To protect competition for farmers located near Virden, Manitoba, the Competition Bureau is challenging Parrish & Heimbecker’s (P&H) recent acquisition of a primary grain elevator in that area from Louis Dreyfus Company (LDC).
On December 19, 2019, the Bureau filed an application with the Competition Tribunal for an order requiring P&H to sell either its own elevator in Moosomin, Saskatchewan or its newly acquired elevator in Virden, Manitoba.
With the acquisition, P&H now controls both grain elevators along a 180 km stretch of the TransCanada Highway. Before, the elevators in Moosomin and Virden were close competitors due to their proximity along this stretch of highway.

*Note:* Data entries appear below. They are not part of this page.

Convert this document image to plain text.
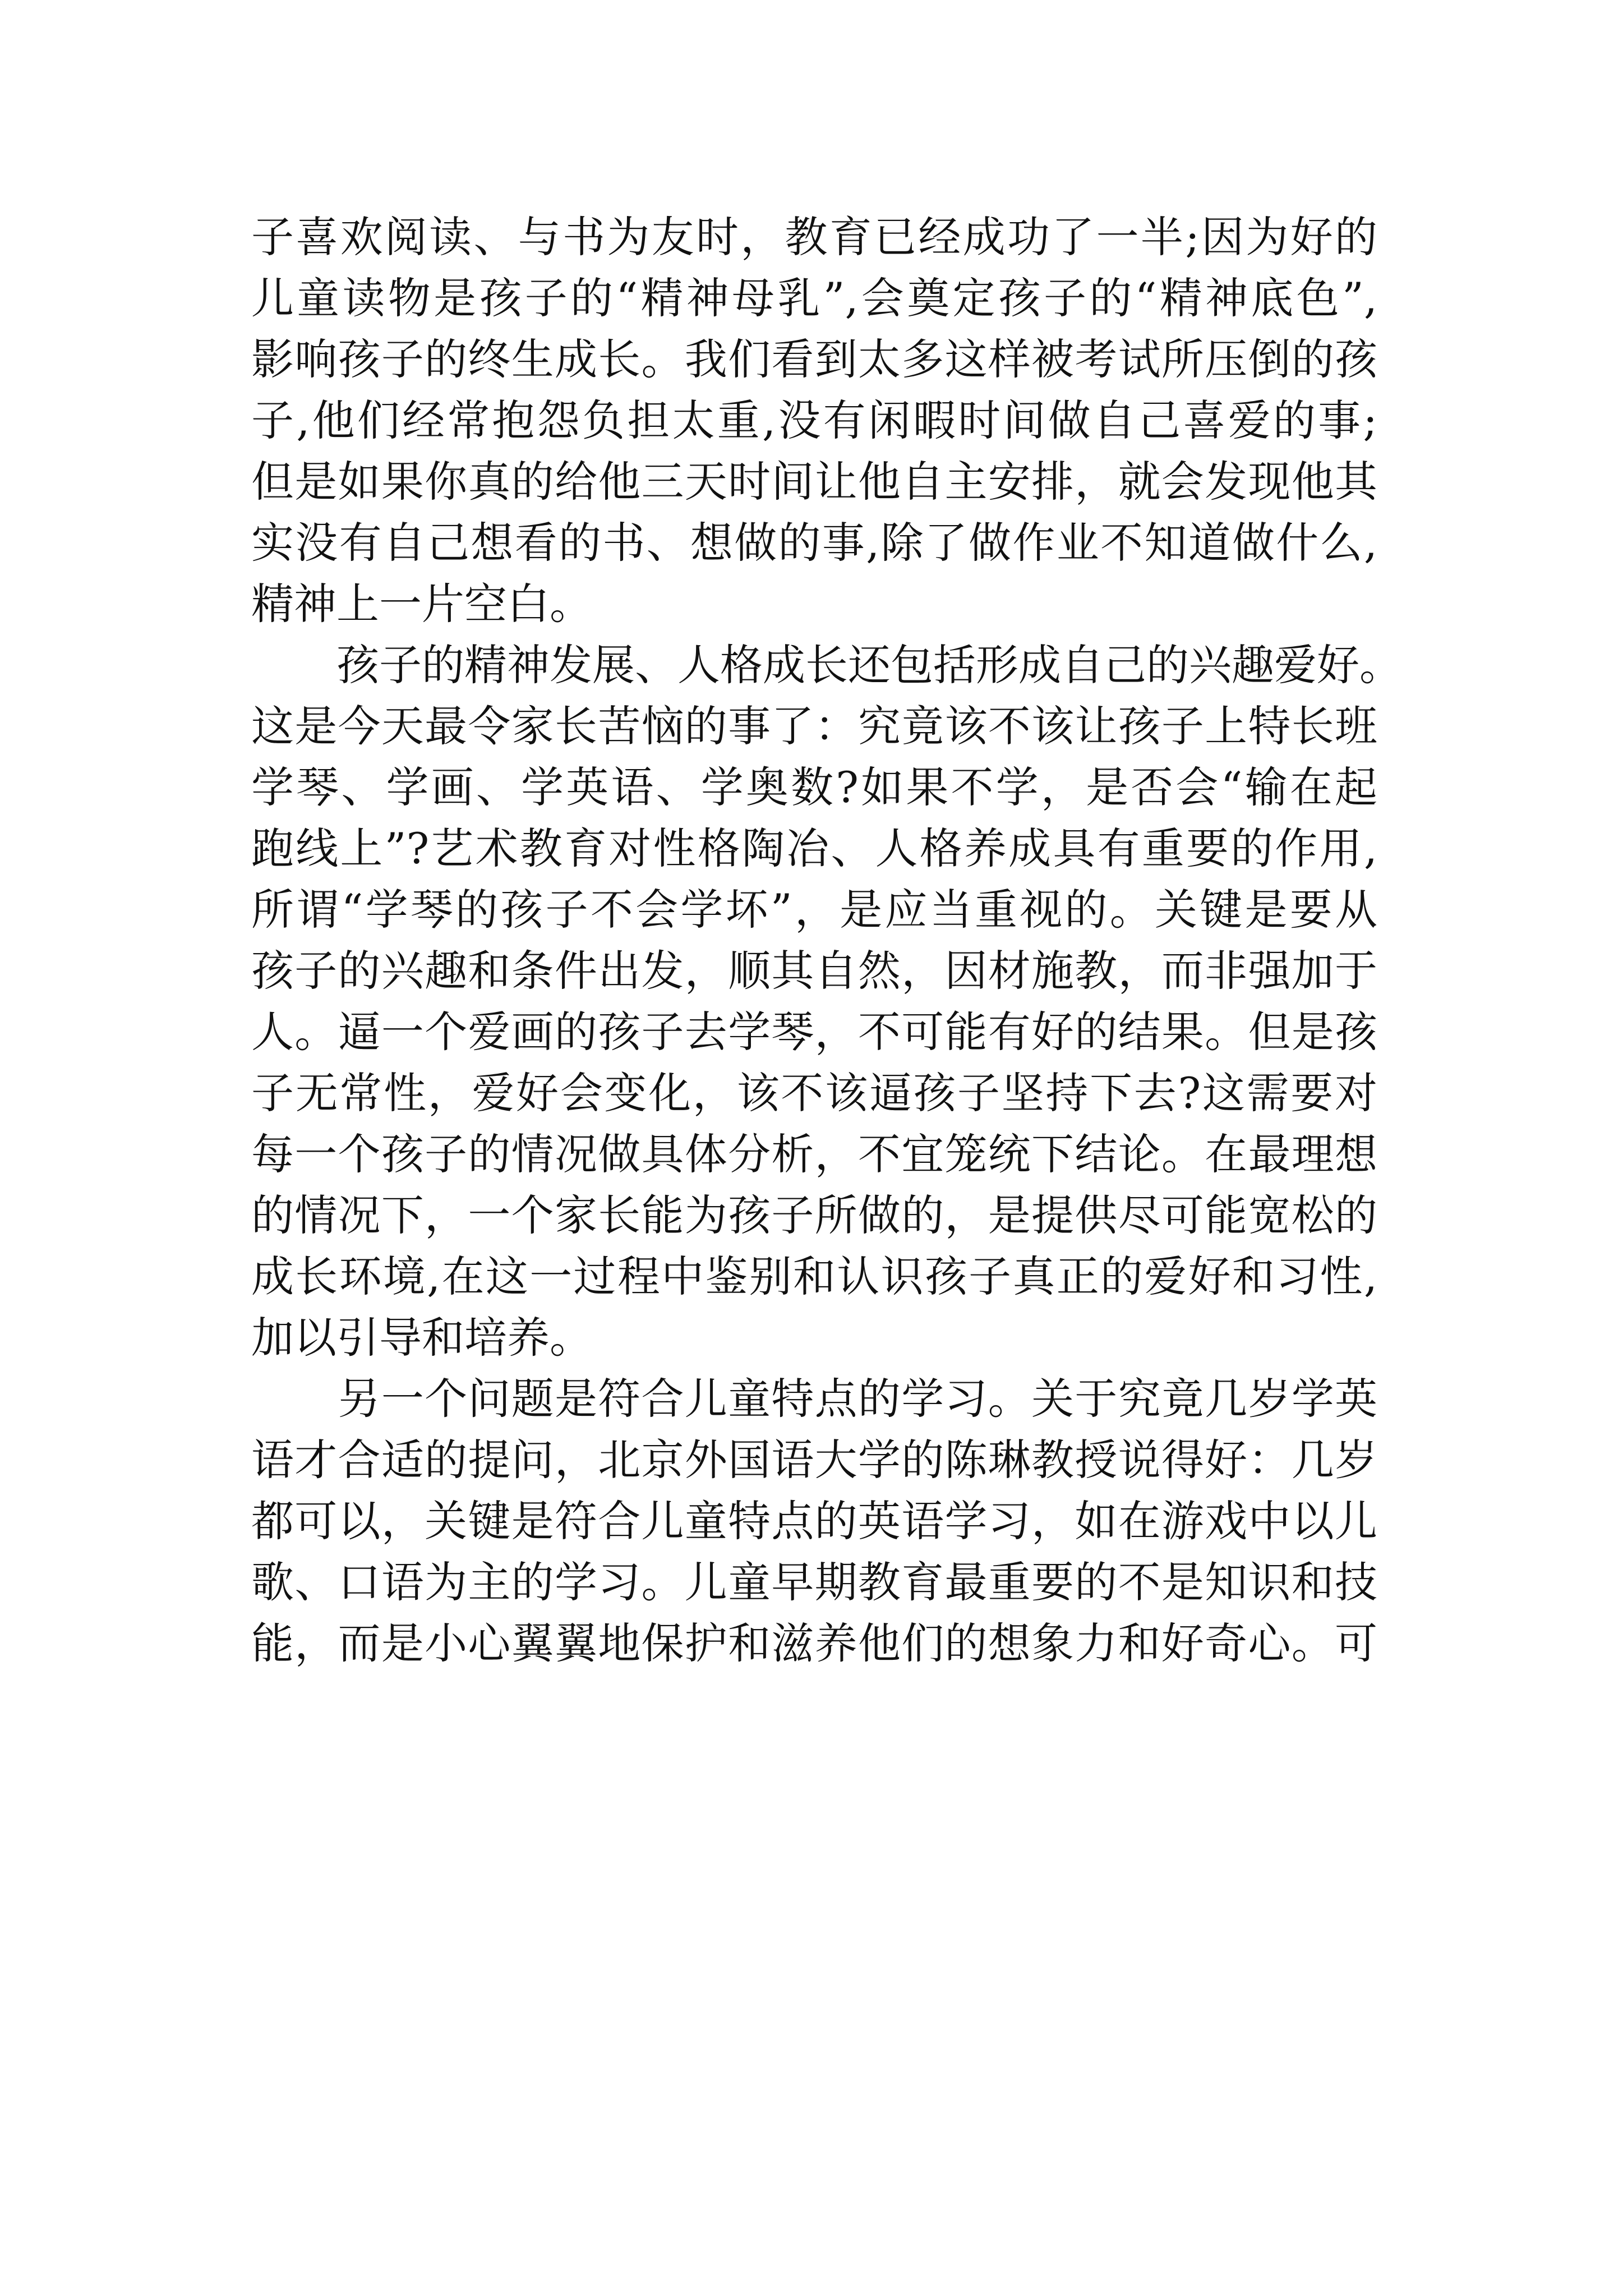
子喜欢阅读、与书为友时，教育已经成功了一半;因为好的
儿童读物是孩子的“精神母乳”,会奠定孩子的“精神底色”,
影响孩子的终生成长。我们看到太多这样被考试所压倒的孩
子,他们经常抱怨负担太重,没有闲暇时间做自己喜爱的事;
但是如果你真的给他三天时间让他自主安排，就会发现他其
实没有自己想看的书、想做的事,除了做作业不知道做什么,
精神上一片空白。
　　孩子的精神发展、人格成长还包括形成自己的兴趣爱好。
这是今天最令家长苦恼的事了：究竟该不该让孩子上特长班
学琴、学画、学英语、学奥数?如果不学，是否会“输在起
跑线上”?艺术教育对性格陶冶、人格养成具有重要的作用,
所谓“学琴的孩子不会学坏”，是应当重视的。关键是要从
孩子的兴趣和条件出发，顺其自然，因材施教，而非强加于
人。逼一个爱画的孩子去学琴，不可能有好的结果。但是孩
子无常性，爱好会变化，该不该逼孩子坚持下去?这需要对
每一个孩子的情况做具体分析，不宜笼统下结论。在最理想
的情况下，一个家长能为孩子所做的，是提供尽可能宽松的
成长环境,在这一过程中鉴别和认识孩子真正的爱好和习性,
加以引导和培养。
　　另一个问题是符合儿童特点的学习。关于究竟几岁学英
语才合适的提问，北京外国语大学的陈琳教授说得好：几岁
都可以，关键是符合儿童特点的英语学习，如在游戏中以儿
歌、口语为主的学习。儿童早期教育最重要的不是知识和技
能，而是小心翼翼地保护和滋养他们的想象力和好奇心。可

The two elevators closely monitored each other’s wheat and canola prices and responded to competitive activity from each other by offering farmers better prices. The acquisition eliminates this rivalry. As a result, farmers in the corridor between Moosomin and Virden will earn less for their wheat and canola.
The Bureau’s application is available on the Competition Tribunal’s website.
“Canadian farmers deserve competition to protect their bottom line. This action seeks to protect farmers near Virden from suffering financially as a result of this transaction.”
Commissioner of Competition
Farmers play a vital role in the Canadian economy, producing grains such as wheat, canola, barley, corn, oats and rye. In 2018, they produced approximately 31.8 million tonnes of wheat, 20.3 million tonnes of canola, 8.4 million tonnes of barley and 3.4 million tonnes of oats. This application to the Competition Tribunal aims to address market power with respect to grain handling services for Canada’s two biggest grain crops – wheat and canola.
Grain elevators stockpile and store grain received from farms, usually by truck. The grain is then elevated, graded, and segregated and may also be cleaned, dried and blended – collectively known as grain handling services.
P&H is a vertically integrated Canadian agribusiness headquartered in Winnipeg, Manitoba, owning grain elevators, grain processing assets, and export terminals in Canada.
LDC is a global commodities company headquartered in Rotterdam, Netherlands.
LDC will maintain a presence in Canada through its canola crushing plant in Yorkton, SK and its port terminal in Port Cartier, QC.